Presa a calci la legalità
di Luciano Scateni
Il beneamato calcio, passione globalizzata, con emergenti a sorpresa che umiliano le big coronate, non solo della culla dove è nato e ha dominato lo scenario, fa di tutto per disamorare chi lo ama. Esaurito il processo allo scandalo FIFA che il Qatar ha indotto a suon di milioni e di favori collaterali, assunzioni clientelari, investimenti in club prestigiosi del Vecchio Continente, in interferenze ‘pro domo sua’ della torta ‘diritti’ televisivi, eccetera, eccetera, lo sport dominante ogni altro non lesina occasioni di sdegno e senza andare lontano propone gli illeciti di club italiani dal nobile passato, non solo sportivo, i falsi in bilancio di pari e maggiore gravità oggetto di processi giudiziari in altri settori dell’imprenditoria fuori legge.
Lascia basiti il tonfo della Juventus-Fiat nel baratro dell’illegalità. I dettagli dello scandalo sono complessi, da dipanare giuridicamente: un coacervo ingarbugliato di errori in mala fede, omissioni, brogli, che neppure il più sfrontato degli evasori avrebbe architettato per frodare la legge. Di qui, i rinvii a giudizio di Agnelli e altri undici (Procura di Torino), le indagini della Uefa, della Consob, il rischio correlato di retrocessione della squadra nelle serie inferiori del campionato italiano, l’esclusione dalle coppe, la freccia in basso delle quotazioni in borsa, l’amara delusione di milioni di tifosi juventini di tutto il mondo e la caduta nel precipizio della sfiducia di chi ama il calcio. L’accusa: plusvalenze per 155 milioni, falsi in bilancio.
Sconcerta l’arrampicarsi sugli specchi di irriducibili difensori del club bianconero (più nero che bianco), per esempio di Abodi, ministro meloniano dello sport: “Non solo Juve. È in buona compagnia (no, cattiva, ndr)”. Che dire, come se un ladro sorpreso a rubare, peer giustificarsi dicesse “È vero, ho rubato ma sono solo uno dei tanti”.
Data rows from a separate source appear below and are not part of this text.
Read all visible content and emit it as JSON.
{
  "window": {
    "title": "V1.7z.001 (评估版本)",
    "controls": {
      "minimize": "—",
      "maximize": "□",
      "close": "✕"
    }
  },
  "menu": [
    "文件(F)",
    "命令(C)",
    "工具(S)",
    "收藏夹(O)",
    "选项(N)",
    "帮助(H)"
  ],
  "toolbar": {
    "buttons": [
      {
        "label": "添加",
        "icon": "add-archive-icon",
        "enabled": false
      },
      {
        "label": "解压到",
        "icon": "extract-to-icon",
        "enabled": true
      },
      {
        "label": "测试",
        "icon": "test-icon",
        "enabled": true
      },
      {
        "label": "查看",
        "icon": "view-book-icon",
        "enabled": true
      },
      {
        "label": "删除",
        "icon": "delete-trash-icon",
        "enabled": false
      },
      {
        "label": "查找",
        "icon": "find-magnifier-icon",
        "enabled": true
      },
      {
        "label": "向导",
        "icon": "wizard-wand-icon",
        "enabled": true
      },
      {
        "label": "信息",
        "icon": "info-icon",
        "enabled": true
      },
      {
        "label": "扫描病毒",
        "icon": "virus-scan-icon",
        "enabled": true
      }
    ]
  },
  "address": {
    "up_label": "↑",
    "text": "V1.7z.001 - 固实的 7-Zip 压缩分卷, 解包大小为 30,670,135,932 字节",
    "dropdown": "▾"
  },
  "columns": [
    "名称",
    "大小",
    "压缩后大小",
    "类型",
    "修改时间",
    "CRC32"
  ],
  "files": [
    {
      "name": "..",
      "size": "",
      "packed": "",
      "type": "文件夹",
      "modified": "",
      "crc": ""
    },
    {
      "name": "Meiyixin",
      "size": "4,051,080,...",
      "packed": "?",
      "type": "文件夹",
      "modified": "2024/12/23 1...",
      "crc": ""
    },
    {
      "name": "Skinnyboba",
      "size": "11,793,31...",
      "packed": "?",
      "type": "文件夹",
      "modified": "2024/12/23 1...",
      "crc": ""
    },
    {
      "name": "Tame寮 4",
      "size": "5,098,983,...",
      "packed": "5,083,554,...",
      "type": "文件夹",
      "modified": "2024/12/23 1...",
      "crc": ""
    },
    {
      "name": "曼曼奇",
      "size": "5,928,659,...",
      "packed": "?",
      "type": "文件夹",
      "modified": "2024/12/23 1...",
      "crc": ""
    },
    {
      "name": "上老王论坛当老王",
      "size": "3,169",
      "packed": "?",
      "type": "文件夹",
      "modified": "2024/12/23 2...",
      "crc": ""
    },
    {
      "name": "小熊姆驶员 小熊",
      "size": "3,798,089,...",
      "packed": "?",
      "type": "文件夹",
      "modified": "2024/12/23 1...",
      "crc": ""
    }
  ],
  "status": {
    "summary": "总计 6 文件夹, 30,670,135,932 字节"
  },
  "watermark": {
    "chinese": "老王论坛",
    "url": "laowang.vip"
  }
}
Sotto esame altre società blasonate e non pochi club in ‘rapporti di collaborazione con la Juventus: Sampdoria, Atalanta, Sassuolo, Empoli, Udinese, Grosseto, Parma, Monza, Cosenza, Pescara, Genoa, Lugano, Basilea, Marsiglia, Sion.
C’entra poco, o forse molto. Il mondiale degli scandali ha finora raccontato la fragilità di una quota non marginale delle potenze calcistiche, che hanno subito sonore lezioni dalle emergenti di altri continenti (Africa, Asia). Al gioco di infiniti tocchetti a centro campo, di noiosi retropassaggi, squadre giudicate inferiori hanno opposto velocità, spregiudicatezza offensiva, condizioni atletiche superiori. Non sono risultati anomali Giappone-Germania 2 a 1, Marocco-Belgio 2 a 0.
Che dire della sospetta sequenza della Spagna che umilia con un impressionante 7 a 0 il Costa Rica, che batte per 1 a 0 il Giappone, che batte (!!!) la Spagna per 1 a 0? Tutto regolare o una furbata degli iberici per evitare nei successivi ottavi Brasile e Croazia?
In due parole: il calcio è la frazione malata di un sistema mondiale che nei secoli dei secoli ha esteso capillarmente il primato dell’illegalità, che sia la piovra delle mafie, la pratica senza limiti della corruzione, le speculazioni che arricchiscono i guerrafondai, la crescente divaricazione ricchezza-povertà.